The reform on scientific and technological system is a worldwide tide and especially a major issue that economical transferring-typed countries are generally facing. The system of integrating teaching and scientific research created in Hamburg University, Germany and the national innovation system initiated by OECD are both the successful examples of the system reform promoting scientific progress, technological innovations as well as the industrialization of scientific and technological achievements. For a long time, China copied central planning system of the former Soviet Union, which organizations of scientific research, education, economy directly subordinate to the each central department responsible for the work. However, the mutual separate system had hindered scientific and technical achievements being transformed into productive forces. Nowadays in China, the national innovation system is being constructed and the cooperating organizations and system networks integrating production, academy and research are being strengthened so as to promote the economic growth based on setting up knowledge production, dissemination and application. If the scientometrics, the techmetrics and the econometrics are studied integrally, strong scientific bases and quantitative support can be provided for the supporting reform on scientific and technological system, educational system as well as economic system, thus, some convincing achievements can be got from the study of measurement science related to the institutional science of science.

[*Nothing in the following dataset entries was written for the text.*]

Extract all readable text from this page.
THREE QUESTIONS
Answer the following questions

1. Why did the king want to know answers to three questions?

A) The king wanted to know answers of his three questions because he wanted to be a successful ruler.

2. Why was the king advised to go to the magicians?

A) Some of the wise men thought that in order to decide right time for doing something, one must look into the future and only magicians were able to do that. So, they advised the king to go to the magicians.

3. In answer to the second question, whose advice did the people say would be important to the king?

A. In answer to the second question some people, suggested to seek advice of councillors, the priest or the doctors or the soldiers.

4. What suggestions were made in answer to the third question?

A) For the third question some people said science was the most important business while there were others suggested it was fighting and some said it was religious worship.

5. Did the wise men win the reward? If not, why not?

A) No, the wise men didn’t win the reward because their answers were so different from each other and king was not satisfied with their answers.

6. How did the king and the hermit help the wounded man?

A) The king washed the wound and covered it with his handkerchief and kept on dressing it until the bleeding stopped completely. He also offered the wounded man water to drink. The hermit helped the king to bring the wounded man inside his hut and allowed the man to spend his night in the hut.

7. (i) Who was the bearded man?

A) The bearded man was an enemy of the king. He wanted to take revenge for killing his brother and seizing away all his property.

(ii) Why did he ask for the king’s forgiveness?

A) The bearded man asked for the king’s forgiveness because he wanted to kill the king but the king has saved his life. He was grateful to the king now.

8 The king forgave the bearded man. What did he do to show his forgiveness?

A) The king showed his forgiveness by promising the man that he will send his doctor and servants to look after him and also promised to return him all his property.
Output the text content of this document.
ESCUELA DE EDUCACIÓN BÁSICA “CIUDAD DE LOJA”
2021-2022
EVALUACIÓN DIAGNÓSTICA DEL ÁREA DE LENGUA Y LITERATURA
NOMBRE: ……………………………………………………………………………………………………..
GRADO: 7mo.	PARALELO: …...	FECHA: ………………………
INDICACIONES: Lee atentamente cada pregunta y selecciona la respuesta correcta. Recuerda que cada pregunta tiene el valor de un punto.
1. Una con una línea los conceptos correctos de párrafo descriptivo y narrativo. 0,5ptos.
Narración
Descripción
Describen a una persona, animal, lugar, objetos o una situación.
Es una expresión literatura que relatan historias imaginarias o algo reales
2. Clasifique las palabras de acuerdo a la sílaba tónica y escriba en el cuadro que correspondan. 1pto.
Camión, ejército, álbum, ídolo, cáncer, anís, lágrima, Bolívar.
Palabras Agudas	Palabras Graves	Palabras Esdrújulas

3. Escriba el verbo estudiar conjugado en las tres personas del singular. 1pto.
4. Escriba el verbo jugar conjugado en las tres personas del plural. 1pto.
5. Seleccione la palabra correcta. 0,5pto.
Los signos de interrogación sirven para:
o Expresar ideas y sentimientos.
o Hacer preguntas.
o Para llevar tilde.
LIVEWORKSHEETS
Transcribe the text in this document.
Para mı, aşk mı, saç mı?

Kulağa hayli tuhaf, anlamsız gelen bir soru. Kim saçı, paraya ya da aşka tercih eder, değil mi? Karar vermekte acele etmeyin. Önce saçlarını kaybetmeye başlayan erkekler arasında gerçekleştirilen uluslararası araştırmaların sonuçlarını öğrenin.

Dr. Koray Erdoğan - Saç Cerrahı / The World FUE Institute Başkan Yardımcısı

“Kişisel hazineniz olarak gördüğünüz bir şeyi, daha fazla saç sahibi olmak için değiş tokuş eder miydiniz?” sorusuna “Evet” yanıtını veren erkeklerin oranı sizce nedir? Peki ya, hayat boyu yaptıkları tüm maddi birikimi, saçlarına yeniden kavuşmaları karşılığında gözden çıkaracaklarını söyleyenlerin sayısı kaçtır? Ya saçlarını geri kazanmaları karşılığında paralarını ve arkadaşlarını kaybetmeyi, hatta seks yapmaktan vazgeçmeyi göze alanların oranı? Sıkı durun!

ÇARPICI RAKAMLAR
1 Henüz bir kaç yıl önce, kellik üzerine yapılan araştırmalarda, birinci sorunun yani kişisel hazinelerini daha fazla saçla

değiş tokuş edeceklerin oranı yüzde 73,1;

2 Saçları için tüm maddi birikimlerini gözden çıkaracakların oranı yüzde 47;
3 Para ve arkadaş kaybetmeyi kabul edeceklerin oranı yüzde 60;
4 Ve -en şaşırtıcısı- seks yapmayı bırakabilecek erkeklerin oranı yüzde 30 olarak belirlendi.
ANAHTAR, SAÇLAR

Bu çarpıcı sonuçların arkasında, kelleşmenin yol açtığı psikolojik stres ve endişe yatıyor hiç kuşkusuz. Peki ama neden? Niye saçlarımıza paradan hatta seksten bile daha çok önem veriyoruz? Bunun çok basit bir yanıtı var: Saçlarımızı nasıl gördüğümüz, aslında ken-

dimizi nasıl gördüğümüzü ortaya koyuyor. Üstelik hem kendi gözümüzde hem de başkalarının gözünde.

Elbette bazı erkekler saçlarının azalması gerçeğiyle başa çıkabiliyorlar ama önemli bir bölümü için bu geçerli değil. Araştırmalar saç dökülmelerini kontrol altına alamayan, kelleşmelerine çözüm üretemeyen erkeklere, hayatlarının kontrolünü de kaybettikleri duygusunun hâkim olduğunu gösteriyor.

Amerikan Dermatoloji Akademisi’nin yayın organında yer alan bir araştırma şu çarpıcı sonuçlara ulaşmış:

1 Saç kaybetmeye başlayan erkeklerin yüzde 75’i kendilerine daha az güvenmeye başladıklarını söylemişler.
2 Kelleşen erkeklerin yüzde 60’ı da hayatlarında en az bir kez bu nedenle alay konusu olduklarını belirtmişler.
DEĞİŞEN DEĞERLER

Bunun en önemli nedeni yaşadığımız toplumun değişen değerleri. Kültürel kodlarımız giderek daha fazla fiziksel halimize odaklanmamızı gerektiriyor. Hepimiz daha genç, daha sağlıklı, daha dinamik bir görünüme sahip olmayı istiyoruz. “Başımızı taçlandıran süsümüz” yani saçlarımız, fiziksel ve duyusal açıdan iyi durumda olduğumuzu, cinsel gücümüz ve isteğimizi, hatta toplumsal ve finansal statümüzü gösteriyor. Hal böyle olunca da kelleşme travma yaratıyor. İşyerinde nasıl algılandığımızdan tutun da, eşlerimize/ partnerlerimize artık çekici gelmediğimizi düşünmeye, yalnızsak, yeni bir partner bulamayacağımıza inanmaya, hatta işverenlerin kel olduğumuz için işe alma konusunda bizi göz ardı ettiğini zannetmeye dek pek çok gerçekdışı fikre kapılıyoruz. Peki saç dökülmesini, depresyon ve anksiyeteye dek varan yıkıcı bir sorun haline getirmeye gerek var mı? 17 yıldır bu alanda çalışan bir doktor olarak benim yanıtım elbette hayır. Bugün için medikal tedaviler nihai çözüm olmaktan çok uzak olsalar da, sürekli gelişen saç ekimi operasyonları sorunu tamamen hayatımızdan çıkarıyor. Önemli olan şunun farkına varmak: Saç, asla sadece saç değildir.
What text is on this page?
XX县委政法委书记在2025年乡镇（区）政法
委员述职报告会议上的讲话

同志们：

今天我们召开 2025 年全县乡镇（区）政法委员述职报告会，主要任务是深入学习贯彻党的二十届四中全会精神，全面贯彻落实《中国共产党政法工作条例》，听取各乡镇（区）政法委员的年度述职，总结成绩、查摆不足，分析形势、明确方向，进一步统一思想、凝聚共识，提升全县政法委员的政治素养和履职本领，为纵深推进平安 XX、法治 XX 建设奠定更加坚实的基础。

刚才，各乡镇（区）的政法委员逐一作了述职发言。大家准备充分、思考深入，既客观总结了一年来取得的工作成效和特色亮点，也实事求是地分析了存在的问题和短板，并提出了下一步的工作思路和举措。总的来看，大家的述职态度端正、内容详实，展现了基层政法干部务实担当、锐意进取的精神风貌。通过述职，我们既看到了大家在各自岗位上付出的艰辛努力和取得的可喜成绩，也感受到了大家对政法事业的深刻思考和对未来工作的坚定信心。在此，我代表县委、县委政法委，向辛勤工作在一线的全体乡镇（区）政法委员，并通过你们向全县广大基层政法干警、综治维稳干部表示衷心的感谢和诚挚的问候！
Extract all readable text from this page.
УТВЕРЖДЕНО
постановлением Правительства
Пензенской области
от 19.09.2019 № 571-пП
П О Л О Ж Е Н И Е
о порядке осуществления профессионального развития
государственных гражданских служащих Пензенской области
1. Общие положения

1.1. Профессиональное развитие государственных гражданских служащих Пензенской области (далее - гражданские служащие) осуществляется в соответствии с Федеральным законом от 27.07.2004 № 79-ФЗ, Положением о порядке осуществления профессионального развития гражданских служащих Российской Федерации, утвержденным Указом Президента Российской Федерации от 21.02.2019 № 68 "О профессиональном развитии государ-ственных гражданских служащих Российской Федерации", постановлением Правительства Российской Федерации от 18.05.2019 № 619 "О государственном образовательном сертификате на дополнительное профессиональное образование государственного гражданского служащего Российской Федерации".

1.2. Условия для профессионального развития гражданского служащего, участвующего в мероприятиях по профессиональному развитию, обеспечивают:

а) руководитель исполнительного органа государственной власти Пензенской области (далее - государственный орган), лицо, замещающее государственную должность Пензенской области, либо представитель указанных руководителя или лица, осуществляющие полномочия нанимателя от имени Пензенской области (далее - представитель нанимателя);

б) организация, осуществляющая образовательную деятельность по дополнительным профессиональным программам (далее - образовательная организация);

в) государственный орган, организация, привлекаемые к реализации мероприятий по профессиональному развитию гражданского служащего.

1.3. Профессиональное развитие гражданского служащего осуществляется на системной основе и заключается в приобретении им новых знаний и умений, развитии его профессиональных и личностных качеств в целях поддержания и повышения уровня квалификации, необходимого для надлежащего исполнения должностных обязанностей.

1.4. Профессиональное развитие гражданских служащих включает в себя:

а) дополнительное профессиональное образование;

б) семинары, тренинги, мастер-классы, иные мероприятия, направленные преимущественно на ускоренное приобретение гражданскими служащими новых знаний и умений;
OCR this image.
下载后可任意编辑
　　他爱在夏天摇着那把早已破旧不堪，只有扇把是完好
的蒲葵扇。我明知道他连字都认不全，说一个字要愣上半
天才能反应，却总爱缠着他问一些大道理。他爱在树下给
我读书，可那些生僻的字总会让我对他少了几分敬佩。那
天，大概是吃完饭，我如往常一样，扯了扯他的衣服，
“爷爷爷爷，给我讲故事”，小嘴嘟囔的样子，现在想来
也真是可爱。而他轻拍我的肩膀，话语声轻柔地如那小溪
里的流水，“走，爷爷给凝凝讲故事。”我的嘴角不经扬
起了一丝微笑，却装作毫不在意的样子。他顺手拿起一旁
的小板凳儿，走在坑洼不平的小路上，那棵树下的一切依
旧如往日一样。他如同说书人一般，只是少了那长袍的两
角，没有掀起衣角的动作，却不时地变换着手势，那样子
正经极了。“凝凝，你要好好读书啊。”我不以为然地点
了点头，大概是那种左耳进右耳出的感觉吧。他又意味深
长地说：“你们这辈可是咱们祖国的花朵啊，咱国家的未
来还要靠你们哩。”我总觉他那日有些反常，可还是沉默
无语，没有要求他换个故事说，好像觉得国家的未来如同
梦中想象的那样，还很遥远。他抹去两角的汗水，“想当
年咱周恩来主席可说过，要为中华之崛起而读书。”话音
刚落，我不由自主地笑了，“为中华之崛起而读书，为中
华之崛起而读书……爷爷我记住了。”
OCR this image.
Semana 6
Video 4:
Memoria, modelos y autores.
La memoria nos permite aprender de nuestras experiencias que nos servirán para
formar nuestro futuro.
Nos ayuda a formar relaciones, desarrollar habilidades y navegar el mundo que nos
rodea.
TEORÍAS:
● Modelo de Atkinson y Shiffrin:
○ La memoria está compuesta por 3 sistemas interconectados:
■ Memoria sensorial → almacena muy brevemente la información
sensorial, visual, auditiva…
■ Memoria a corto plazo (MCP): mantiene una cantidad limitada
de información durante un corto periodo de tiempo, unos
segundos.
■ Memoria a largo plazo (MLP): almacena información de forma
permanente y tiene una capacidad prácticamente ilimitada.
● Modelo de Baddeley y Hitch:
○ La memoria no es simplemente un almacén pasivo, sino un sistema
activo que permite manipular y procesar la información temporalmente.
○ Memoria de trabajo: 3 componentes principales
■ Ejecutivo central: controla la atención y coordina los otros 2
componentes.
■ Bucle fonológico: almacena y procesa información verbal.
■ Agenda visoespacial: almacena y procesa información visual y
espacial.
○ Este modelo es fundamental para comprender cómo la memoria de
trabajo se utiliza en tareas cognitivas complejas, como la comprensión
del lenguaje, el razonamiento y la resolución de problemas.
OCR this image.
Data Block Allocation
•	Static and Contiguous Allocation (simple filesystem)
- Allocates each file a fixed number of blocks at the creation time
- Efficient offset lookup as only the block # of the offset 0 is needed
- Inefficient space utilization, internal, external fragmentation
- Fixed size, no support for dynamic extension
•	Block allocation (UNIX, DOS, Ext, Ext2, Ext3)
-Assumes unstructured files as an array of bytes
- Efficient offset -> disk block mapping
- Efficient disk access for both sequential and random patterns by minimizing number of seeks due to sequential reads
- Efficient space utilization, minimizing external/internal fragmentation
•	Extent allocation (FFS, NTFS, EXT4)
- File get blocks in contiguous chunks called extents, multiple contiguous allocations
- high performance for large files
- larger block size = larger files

Continuously making the study on the science of measurement history with tremendous historical span and with scientific and technological activities as objects and making the study on the scientometrics different from the bibliometrics unified on both levels of scientific knowledge element and scientific organizational system will help make clear the necessary social conditions and system basis for a country to seek for the long-term stable and sustained development of science, technology and economy, by which a breakthrough will be achieved from the study on the above-mentioned phenomenon of international shift of scientific centers. For instance, it is calculated by a 80-year transferring cycle of scientific centers that it has taken full 80 years for USA to become the world scientific center in 1920 to 2000. But there are still no indications that USA will retire from its position of scientific center. And the growth of the "new economy" has lasted for 8 years in USA, for which what is the cause? It is regarded as the result of the large-scaled migration of excellent talents from various worldwide countries to USA. Dr. Alan L. Mackay said, "a group of key scientific talents have flown from almost all other countries to USA. No matter wherever, it is the poor who are subsidizing the rich." However, why is USA so tremendously attractive? Is it possible to give qualitative and quantitative answers in the respects of such factors as society, culture, system and policies?